Homework 4 - Least-squares parameter estimation

Due Friday October 18 at end-of-day

The model structure used is the so-called ARX (Auto-Regressive with eXogenous input) model: where $u(k)$ is a known input signal, $y(k)$ is the output signal and $e(k)$ is a disturbance (an unknown input signal) in the form of a zero-mean white noise sequence.

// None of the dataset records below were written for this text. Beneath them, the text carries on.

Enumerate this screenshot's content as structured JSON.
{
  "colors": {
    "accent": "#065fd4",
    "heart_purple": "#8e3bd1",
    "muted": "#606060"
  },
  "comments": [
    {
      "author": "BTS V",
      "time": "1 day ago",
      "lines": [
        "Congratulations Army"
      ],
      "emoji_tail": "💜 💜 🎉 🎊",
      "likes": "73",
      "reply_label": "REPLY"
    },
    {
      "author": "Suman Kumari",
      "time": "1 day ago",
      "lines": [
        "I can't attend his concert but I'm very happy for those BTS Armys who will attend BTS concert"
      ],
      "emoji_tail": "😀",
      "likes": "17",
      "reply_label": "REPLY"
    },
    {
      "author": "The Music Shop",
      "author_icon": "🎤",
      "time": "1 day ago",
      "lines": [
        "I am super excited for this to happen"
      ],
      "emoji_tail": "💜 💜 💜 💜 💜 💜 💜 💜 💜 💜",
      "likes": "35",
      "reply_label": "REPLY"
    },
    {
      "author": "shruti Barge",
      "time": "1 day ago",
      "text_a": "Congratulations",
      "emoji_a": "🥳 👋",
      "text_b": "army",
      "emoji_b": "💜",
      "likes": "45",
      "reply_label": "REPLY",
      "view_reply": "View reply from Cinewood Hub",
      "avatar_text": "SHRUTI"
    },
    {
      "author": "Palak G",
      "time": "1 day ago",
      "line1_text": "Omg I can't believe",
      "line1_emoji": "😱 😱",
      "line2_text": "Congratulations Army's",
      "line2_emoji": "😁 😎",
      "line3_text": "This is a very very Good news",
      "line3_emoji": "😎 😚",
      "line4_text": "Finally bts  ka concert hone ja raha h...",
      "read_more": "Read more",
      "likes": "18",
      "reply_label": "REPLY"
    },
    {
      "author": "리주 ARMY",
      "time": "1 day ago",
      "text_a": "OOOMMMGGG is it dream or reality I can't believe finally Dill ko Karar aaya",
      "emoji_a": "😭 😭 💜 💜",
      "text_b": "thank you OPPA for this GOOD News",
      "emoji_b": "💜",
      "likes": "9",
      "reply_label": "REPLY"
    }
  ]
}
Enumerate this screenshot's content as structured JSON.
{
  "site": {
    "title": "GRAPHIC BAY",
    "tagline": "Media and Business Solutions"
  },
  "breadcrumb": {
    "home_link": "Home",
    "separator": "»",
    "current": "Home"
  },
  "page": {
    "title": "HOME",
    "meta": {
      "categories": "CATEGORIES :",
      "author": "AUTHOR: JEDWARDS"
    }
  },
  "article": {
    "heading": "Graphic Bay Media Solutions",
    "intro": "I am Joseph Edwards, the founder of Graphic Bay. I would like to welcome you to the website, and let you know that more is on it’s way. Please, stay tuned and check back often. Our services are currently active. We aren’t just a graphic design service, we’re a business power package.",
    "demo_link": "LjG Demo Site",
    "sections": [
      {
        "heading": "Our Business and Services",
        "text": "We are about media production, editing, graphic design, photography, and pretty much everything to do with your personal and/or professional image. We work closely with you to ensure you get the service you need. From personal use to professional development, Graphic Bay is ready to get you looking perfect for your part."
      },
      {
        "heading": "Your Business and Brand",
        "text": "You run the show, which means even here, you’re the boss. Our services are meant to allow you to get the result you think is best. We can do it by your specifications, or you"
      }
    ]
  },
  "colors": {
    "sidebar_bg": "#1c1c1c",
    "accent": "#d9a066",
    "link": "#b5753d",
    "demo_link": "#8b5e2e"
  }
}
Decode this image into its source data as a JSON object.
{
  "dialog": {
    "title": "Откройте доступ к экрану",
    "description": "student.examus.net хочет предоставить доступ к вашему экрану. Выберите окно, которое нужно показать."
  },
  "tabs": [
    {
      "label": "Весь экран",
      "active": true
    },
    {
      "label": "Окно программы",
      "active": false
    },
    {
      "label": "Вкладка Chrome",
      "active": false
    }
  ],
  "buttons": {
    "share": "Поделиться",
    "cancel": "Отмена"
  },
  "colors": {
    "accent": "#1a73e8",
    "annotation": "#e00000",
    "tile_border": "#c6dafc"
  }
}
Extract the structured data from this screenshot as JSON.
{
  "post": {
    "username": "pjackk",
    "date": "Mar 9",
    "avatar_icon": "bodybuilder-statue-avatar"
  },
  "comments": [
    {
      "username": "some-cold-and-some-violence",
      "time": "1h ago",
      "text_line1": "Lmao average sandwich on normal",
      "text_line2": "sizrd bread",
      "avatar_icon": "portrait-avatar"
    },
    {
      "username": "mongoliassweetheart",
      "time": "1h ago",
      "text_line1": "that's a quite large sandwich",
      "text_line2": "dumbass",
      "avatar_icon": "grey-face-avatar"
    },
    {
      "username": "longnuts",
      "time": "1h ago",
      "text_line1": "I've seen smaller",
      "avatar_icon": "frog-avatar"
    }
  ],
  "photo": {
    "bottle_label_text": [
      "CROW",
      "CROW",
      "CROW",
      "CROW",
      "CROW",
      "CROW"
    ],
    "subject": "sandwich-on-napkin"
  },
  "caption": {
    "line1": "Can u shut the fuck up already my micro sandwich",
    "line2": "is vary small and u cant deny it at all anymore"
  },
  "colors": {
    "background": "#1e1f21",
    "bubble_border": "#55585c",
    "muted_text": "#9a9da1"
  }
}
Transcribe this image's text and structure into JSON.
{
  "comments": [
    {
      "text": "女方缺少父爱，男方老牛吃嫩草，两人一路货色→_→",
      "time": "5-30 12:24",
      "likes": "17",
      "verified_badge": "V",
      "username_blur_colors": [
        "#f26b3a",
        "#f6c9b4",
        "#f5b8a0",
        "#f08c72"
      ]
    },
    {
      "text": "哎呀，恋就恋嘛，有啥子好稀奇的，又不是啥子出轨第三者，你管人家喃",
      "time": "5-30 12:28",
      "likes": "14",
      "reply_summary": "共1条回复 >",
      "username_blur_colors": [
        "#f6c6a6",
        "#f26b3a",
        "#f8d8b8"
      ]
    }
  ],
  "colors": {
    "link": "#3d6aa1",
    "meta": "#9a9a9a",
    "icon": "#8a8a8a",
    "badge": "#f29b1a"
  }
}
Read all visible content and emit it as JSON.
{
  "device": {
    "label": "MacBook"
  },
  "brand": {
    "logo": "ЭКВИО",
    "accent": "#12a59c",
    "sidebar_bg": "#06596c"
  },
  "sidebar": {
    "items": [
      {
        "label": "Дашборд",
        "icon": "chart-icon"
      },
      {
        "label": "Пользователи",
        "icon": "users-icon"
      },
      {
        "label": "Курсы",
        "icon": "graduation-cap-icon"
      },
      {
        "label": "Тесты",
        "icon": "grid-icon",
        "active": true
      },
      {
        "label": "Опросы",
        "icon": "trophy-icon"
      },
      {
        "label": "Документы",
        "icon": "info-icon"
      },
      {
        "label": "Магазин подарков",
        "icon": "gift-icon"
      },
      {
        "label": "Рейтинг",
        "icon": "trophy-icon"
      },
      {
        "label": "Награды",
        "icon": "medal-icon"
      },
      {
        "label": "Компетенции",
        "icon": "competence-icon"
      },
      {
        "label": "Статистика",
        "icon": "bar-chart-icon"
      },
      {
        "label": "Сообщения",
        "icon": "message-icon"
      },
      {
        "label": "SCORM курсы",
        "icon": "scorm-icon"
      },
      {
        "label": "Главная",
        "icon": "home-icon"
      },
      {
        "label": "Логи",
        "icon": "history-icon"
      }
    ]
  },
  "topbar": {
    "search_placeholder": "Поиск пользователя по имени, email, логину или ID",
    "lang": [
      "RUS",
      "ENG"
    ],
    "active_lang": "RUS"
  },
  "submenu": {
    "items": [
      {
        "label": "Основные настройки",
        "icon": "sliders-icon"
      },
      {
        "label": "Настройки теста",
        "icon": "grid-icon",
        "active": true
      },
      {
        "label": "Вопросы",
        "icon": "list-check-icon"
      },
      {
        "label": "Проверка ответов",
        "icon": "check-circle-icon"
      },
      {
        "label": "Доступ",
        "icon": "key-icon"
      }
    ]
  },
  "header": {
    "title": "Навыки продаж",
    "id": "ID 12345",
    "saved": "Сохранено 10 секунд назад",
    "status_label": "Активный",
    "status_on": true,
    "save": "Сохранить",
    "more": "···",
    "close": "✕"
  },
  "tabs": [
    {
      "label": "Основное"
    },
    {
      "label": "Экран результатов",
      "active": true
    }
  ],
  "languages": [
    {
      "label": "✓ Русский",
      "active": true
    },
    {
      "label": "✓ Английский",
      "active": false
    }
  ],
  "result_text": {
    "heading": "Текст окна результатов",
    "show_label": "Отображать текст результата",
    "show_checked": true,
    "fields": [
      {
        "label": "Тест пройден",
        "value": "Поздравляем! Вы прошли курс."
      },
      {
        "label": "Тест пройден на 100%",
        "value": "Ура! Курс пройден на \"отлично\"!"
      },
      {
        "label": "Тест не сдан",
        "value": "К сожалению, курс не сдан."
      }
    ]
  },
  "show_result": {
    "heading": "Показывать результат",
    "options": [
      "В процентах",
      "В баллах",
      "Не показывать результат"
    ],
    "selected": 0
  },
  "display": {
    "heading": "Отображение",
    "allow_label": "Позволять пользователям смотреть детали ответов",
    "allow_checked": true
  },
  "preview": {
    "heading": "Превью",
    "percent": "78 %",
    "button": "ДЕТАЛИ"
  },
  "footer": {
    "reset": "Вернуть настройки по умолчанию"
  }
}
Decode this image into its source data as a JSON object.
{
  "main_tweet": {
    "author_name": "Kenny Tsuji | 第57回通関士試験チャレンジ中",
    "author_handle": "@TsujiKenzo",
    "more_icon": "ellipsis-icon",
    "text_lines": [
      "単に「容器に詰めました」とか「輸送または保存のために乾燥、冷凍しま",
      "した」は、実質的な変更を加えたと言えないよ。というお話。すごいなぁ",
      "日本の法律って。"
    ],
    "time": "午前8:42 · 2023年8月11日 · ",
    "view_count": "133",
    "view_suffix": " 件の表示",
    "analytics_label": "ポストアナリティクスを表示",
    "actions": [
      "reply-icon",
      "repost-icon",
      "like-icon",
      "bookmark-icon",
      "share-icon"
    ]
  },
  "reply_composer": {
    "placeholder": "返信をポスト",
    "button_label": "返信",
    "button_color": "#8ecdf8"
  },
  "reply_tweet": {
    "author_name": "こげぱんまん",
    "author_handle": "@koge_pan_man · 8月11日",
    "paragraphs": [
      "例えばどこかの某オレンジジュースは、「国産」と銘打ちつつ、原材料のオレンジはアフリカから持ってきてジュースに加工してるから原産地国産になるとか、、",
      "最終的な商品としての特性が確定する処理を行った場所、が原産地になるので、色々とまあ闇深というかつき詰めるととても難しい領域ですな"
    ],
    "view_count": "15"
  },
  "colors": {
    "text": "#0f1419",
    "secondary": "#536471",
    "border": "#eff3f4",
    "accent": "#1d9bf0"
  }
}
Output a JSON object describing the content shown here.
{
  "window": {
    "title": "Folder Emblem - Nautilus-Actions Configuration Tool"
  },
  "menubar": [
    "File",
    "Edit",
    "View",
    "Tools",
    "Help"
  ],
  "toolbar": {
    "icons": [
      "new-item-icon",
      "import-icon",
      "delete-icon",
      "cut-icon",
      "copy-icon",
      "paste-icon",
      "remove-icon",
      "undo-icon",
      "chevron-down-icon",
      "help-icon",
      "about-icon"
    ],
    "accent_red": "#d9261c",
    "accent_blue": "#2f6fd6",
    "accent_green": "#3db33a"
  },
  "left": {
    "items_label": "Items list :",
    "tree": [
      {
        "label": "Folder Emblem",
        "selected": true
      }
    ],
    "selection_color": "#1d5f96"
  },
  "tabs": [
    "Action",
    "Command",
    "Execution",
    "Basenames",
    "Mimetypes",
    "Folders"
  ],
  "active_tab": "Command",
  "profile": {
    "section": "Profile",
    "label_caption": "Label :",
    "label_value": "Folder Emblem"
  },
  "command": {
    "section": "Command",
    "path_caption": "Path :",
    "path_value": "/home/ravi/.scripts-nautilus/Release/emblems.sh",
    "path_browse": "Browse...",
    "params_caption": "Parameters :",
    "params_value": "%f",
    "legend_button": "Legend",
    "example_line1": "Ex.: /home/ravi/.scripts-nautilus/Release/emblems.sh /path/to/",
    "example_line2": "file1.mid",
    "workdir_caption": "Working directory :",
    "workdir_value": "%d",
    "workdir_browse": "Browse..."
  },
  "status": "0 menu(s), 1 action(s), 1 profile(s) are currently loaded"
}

The model can be written \begin{align*} A(\text{q}) y(k) &= B(\text{q})u(k) + \text{q}^n e(k)\\ (\text{q}^n + a_1\text{q}^{n-1} + \cdots + a_n)y(k) &= (b_0\text{q}^{m} + b_1\text{q}^{m-1} + \cdots + b_m)u(k) + \text{q}^n e(k)\\ y(k+n) + a_1 y(k+n-1) + \cdots + a_n y(k) &= b_0u(k+m) + b_1u(k+m-1) + \cdots + b_m u(k) + e(k+n)\\ y(k+1) + a_1y(k) + \cdots + a_n y(k-n+1) &= b_0 u(k+m-n+1) + b_1u(k+m-n) + \cdots + b_m u(k-n+1)) + e(k+1) \end{align*} The one-step-ahead predictor for this model becomes \begin{align*} \hat{y}(k+1) &= -a_1 y(k) - a_2 y(k-1) - \cdots - a_n y(k-n+1) \\ &\qquad + b_0 u(k+m-n+1) + b_1 u(k+m-n) + \cdots + b_m u(k-n+1)\\ & = \underbrace{\begin{bmatrix} -y(k) & \cdots & -y(k-n+1) & u(k+m-n+1) & \cdots & u(k-n+1)\end{bmatrix}}_{\varphi^{T}(k+1)} \underbrace{\begin{bmatrix} a_1\\\vdots\\a_n\\b_0\\\vdots\\b_m\end{bmatrix}}_{\theta}\\ &= \varphi^{T}(k+1)\theta. \end{align*} Note that the white noise term $e(k+1)$ by definition cannot be predicted from knowledge of previous values in the sequence (which we don't know) nor from previous output values $y(t), \; t \le k$ (which could have been used to estimate $\hat{e}(k)$). Therefore $e(k+1)$ is predicted by its mean value which is zero. Note also that if our model with $\theta = \theta^*$ is perfect ($\theta^*$ contains the true parameters for the system which generated the data), then the prediction error equals the white noise disturbance: $\epsilon(k+1) = y(k+1) - \varphi^{T}(k+1)\theta^* = e(k+1)$. Therefore, we can check how good a models is by testing how close the prediction errors resembles a white noise sequence.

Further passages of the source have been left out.